Man is stuck in his cave…Plato and the man in the cave.
Im about to go Hermit some days
hyden said:
https://www.mdpi.com/2227-9717/10/2/265
Its everywhere. A couple of New Zealand water bottled companies one from Coromandel had micro plastics….
It was evaluated that all those samples had traces of microplastics.
Funny cause like my mum said…”older generations recycled and reused everything glass jars for preserving etc…we are the throw away generation.
cunning5tunt said:
But it’s not just water. Any plastic bottle or container or lid will have a film of fine plastic dust on the inside and outside of it. This film comes from dust created as the raw plastic pellets used to make the bottles rub against equipment and each other as they pass through the machinery used to manufacture the pellets and the bottles. There will also be dust created from the bottles travelling through their manufacturing machinery and the filling machinery This dust will travel through a processing facility and end up everywhere, Sure you can wash the bottles but there is only so much you can wash off and out of a bottle. So think about the same microplastics in sauce bottles, spread jars, milk bottles and all plastic drink bottles, The greatest exposure will come from items you consume the whold bottle, jar or tub of in one sitting. A sauce bottle will be low exposure as you only consume a small amount, but a soft drink bottle will be high expsore as you likely drink the whole bottle in one sitting.

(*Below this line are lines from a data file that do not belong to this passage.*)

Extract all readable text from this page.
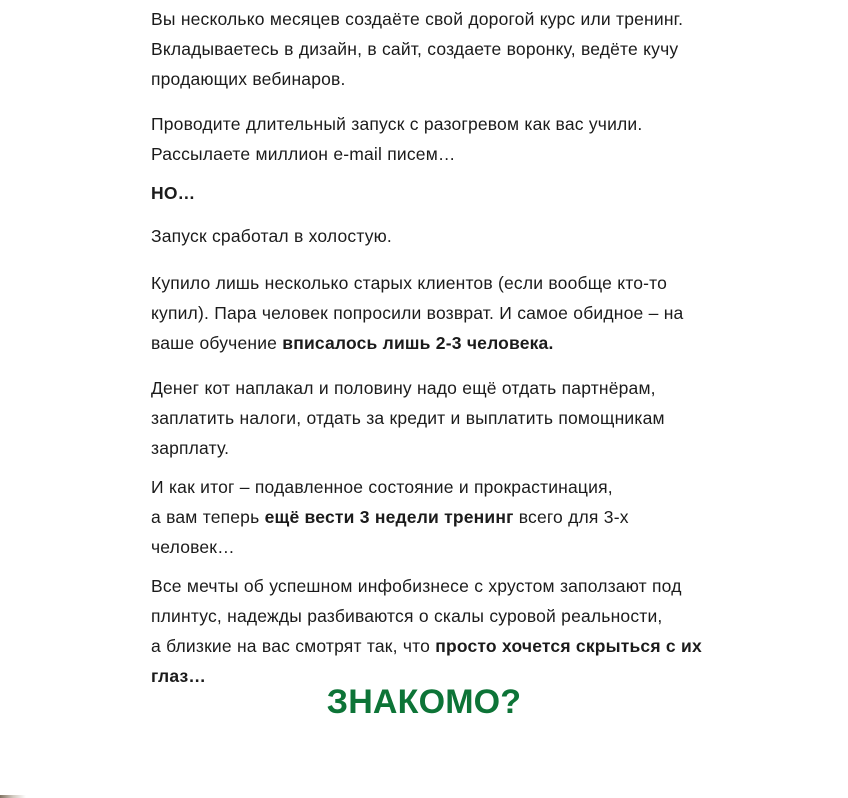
Вы несколько месяцев создаёте свой дорогой курс или тренинг. Вкладываетесь в дизайн, в сайт, создаете воронку, ведёте кучу продающих вебинаров.

Проводите длительный запуск с разогревом как вас учили. Рассылаете миллион e-mail писем…

НО…

Запуск сработал в холостую.

Купило лишь несколько старых клиентов (если вообще кто-то купил). Пара человек попросили возврат. И самое обидное – на ваше обучение вписалось лишь 2-3 человека.

Денег кот наплакал и половину надо ещё отдать партнёрам, заплатить налоги, отдать за кредит и выплатить помощникам зарплату.

И как итог – подавленное состояние и прокрастинация,
а вам теперь ещё вести 3 недели тренинг всего для 3-х человек…

Все мечты об успешном инфобизнесе с хрустом заползают под плинтус, надежды разбиваются о скалы суровой реальности,
а близкие на вас смотрят так, что просто хочется скрыться с их глаз…

ЗНАКОМО?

It’s like people that are amazed to find steel fiings in grain and seed products such as oats. If you run a magnet through a large sack of oats it will come out a little bit furry with steel filings. This is from the product passing through the processing plant and wearing the augers and bins away, all that material worn off ends up somewhere. I was amazed when I was running maintenance at a seed factory at just how worn things like the spiral blade of an auger in a machine hopper wil get. It will start off 10+mm thick and wear paper thin.
cunning5tunt said:
You could of course put plastic through a refraction system and burn the resulting fuel to release elemnets of microplastics that are even smaller. After all plastic is basically oil.
THIS SELF SUFFICIENT FAMILY MAKES THEIR OWN FUEL FROM PLASTIC!
hyden said:
“Pollution is nothing but resources we’re not harvesting. We allow them to disperse because we’ve been ignorant of their value.”